Automated theorem proving (ATP) has been a key AI research area since its inception. It has evolved from efficient first-order provers like E and Vampire to handling complex theorems in modern proof assistants such as Lean, Isabelle, and Coq. Recent advances in deep learning and model-guided search have revitalized ATP, combining neural models with tree search algorithms and reinforcement learning. These methods, though powerful, are resource-intensive. Autoformalization, converting natural language into formal statements, addresses limited training data. Recent efforts synthesize larger formal proof datasets using LLMs to improve neural provers’ performance on complex mathematical problems significantly.

The approach comprises four main stages. Formal mathematical statements are initially generated from a large collection of informal math problems. These auto-formalized statements undergo filtering through model scoring and hypothesis rejection to select high-quality ones. The DeepSeek-Prover model then attempts to prove these statements with correctness verified by the Lean 4 formal verifier, resulting in validated formal statements and proofs. This data is used to fine-tune the DeepSeek-Prover, and the process repeats until improvements become marginal. To enhance proof efficiency, both original statements and their negations are proved concurrently, swiftly discarding invalid statements. 

DeepSeek-Prover, based on the DeepSeekMath-Base 7B model, was fine-tuned with a global batch size of 512 and a constant learning rate of 1 × 10^−4, including 6,000 warmup steps using synthetic data. Its performance was compared against GPT-3.5, GPT-4, and several advanced methods like GPT-f, Proof Artifact Co-Training, ReProver, Llemma, and COPRA. Evaluations on the miniF2F and FIMO benchmarks revealed that DeepSeek-Prover outperformed others, achieving 60.2% on miniF2F-valid and 52.0% on miniF2F-test, significantly higher than GPT-4’s 25.41% and 22.95%. The FIMO benchmark successfully proved five theorems with varying attempts, surpassing GPT-4, which failed to establish any.
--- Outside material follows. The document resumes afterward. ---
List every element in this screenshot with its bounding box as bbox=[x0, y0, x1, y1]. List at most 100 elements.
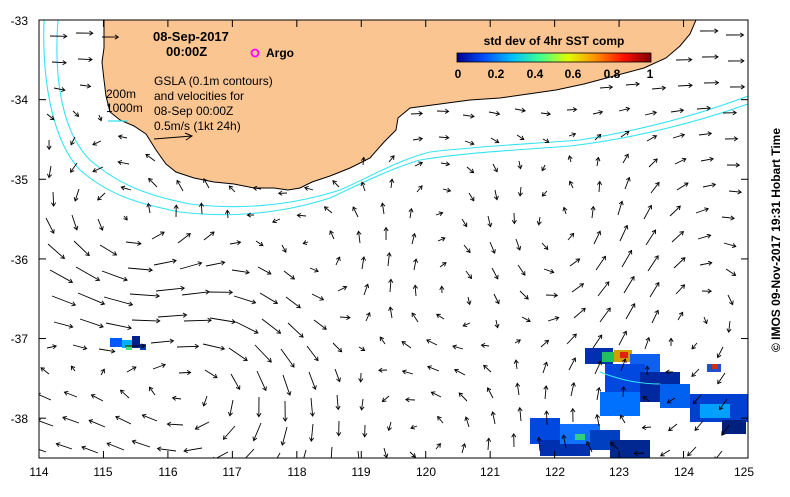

In conclusion, the study devised a method for generating extensive synthetic proof data from high-school and undergraduate-level math competition problems. By translating natural language problems into formal statements, filtering out low-quality data, and using iterative proof generation, 8 million proof data points were created, significantly enhancing the DeepSeekMath 7B model’s performance in ATP. The model surpasses GPT-4 and other benchmark methods like miniF2F and FIMO. The open-sourced dataset and model aim to advance ATP research and improve large language models’ capabilities in formal mathematical reasoning, with plans to broaden the range of addressed mathematical problems in future work.